If you don't want to be considered a skank, or 'damaged goods' before the age of twenty, use birth control.  Thanks for the sanctimonious testimony.  I'm sure you somehow pedaled your tawdry wares to a sugar daddy and that's how you've kept your head above water and are able to get an education.  I'm not sure how much this guy or girl makes, but I hope its a lot, because you're starting out life waaaay, waaaay waaaaaaay the fuck behind.  --Argentum

DEAR ABBY: For nearly 30 years, I believed my marriage to be rock solid. Imagine my shock, disbelief and pain when my husband announced he no longer loved me and wanted out of our marriage. And, although he initially denied her existence, he married the other woman soon after our divorce became final.
With our children grown, there was no reason for us to remain in contact, even though we live within a few miles of each other. From the time he left, my ex made it clear that the break was to be complete. I haven't seen him for years and have never met his new wife.

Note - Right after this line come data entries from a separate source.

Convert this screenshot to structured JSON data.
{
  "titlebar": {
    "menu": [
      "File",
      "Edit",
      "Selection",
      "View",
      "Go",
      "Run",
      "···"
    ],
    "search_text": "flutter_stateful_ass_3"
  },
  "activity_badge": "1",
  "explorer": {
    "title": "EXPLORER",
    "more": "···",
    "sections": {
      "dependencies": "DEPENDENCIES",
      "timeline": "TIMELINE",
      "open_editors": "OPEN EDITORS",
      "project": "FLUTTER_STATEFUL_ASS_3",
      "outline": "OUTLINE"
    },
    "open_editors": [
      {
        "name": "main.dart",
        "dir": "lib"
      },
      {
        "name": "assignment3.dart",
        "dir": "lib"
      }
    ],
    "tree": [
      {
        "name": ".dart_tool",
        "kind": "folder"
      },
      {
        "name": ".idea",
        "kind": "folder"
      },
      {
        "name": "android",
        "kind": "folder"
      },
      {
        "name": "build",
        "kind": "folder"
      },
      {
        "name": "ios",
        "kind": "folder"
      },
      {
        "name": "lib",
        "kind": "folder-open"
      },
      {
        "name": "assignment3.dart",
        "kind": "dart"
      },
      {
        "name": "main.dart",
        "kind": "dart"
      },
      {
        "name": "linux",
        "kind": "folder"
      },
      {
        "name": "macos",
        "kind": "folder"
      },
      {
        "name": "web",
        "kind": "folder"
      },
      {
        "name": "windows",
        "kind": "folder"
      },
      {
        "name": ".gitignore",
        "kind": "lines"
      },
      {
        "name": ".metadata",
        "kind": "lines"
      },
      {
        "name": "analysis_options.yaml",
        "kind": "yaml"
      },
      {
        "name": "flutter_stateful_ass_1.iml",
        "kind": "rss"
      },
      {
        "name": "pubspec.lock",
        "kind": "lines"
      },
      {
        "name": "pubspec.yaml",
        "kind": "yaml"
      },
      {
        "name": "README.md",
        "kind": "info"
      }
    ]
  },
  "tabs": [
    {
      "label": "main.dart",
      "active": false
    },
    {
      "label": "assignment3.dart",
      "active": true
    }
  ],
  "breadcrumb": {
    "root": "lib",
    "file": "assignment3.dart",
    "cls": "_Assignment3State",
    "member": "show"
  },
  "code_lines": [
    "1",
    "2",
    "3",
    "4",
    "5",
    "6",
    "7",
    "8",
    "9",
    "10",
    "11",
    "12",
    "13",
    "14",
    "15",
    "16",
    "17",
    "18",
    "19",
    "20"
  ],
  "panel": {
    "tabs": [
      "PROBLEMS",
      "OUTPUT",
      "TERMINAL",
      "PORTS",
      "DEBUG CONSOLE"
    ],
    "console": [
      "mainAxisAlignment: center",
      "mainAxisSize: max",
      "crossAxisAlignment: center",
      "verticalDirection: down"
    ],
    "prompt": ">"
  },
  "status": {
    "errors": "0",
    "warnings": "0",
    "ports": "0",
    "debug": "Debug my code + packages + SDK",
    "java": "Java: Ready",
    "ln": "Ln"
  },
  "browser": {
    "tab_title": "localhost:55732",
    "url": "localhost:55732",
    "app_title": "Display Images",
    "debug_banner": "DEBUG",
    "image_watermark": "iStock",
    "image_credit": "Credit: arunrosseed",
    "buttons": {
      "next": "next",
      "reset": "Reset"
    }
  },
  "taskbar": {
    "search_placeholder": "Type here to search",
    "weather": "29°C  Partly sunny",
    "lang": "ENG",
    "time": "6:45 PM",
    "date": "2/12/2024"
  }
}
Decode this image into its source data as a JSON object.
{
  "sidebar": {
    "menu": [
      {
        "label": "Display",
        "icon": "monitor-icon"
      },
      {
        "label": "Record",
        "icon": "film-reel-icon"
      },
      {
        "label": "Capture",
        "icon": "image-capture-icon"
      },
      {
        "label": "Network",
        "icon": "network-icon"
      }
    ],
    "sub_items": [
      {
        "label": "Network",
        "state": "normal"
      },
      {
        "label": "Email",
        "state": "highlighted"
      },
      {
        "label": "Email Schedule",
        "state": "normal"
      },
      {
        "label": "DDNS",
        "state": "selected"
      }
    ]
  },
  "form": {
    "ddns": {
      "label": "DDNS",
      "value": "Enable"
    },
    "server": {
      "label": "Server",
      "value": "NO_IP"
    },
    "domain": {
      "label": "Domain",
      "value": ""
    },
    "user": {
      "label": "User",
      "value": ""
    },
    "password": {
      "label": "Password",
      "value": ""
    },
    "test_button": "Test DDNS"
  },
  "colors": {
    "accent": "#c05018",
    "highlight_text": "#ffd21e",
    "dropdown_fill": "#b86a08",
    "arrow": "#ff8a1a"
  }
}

One of our children married recently and the festivities brought my former spouse and me into contact. We were cordial but restrained in each other's company. Given the years that have passed and the nature of our reunion, I was surprised at the obvious insecurity shown by his wife.

Now he is calling me. His calls always have a purpose, though the reasons are flimsy. They are increasingly warm and friendly. I can't say that I don't enjoy them, but I'm beginning to feel a little uncomfortable about their frequency. I don't know if this is because of my own possible dormant feelings or repugnance at the thought of ever becoming "the other woman."

I asked him if his wife knew he called. He side-stepped giving me a direct answer. Now I'm in a real pickle. It would be nice to have some measure of friendship, but a renewed relationship with my ex also scares me. I can't talk to my children or friends about this. I'd appreciate some advice. -- OLDER BUT NOT WISER

Dear NOT WISER,

Fuck him, then send the dirty, stained panties to his new woman with a note that says "how does my cunt taste, bitch?".

Your Friend,

Argentum

 

DEAR ABBY: I am a 20-something male who is madly in love with my girlfriend. That being said, I do have one concern. She dated a friend of mine for a short while prior to dating me. Their relationship was physically intimate, something I have reserved for only our relationship.
 

In short, I am having trouble facing my friend.  Can you advise me how to get over my discomfort at the physical nature of their relationship? She was never promiscuous. Her one "indiscretion" happens to be my good friend. -- TRYING TO GET OVER IT

Indiscretion?  She fucked ONE GUY.  Get over it ya' fuckin' prude! 

And its sure as hell not your buddies fault.  Don't even think that.  Maybe you're reading something in his countenance that's not there.  Or maybe he's leering at her, and has the patriarchal bullshit macho feelings that he's "one up on you".  In which case he's an asshole.

In either case, its about how you feel and what you can deal with.  Figure out what you can deal with, and what you can't, and go from there.  Maybe it is an awkward situation, maybe its in your head.  If there's nothing there egging you on, then its you and your issues.

So, here's what you do:  buy lots of booze, and have your friend over for a few beers.  Make sure everyone gets drunk, then do a threesome.

When she's on her hands and knees in-between you, slap a high-five over her with your bro'.  Make sure you switch ends periodically.

Do that and you'll get over those jealousy feeling fast.  Otherwise, stop being such a pussy.  A girl's past mean's nothing.  Its all about how she treats you in the here-and-now.